Being novices in the blog department, we will get to adding our Coolvac Facebook page to the site but in the meantime the following comments are an accumulation of 40 years in the industry. Hopefully passing on these comments will assist all kinds of refrigeration engineers irrespective of their experience to borrow from our time spent in the refrigeration industry. In time we hope to make the following a little more user friendly with access to our resources on whatever particular subjects you require.

The start of our blog relates to the importance of leak testing. Have a look at the Knowledgebank leak testing page for further information on the subject which is also reprinted below. I started my relationship with the refrigeration industry in the 60’s having spent my apprenticeship years in the New Zealand Auckland based Navy Dockyards which covered all aspects of engineering through various workshop departments (as a civilian. not actually being in the Navy) including the “Refrigeration Shop”. I then travelled to England working for a distributor of refrigeration and freezer equipment as a serviceman covering all of England & Wales until the mid 70’s.

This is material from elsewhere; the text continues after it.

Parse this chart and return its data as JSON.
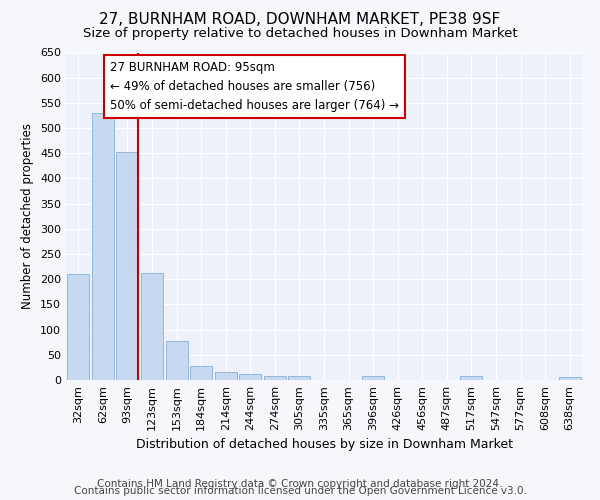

While this gave me plenty of experience in general refrigeration & airconditioning, it was not until my later involvement with freeze drying back in the South Pacific at the beginning of the 80’s that my relationship with “Vacuum” started to make sense. This has led to my lifelong involvement in the vacuum industry with a mixture of refrigeration and vacuum skills creating the passion I have today for leak detection and the importance of containing refrigerant in all its methods and formats. While at first glance, the refrigeration industry may not appear to have much relevance to the vacuum industry (with the exeption of removing air from pipework), understanding vacuum related leak detection and the behaviour of water in a vacuum are both critical to the efficiency and skills of a successful refrigeration serviceman.

Recently we attended a climate conference in Apia Samoa (November 2013) and it was very pleasing to see just how important this subject was treated by both our own presentation and those of others.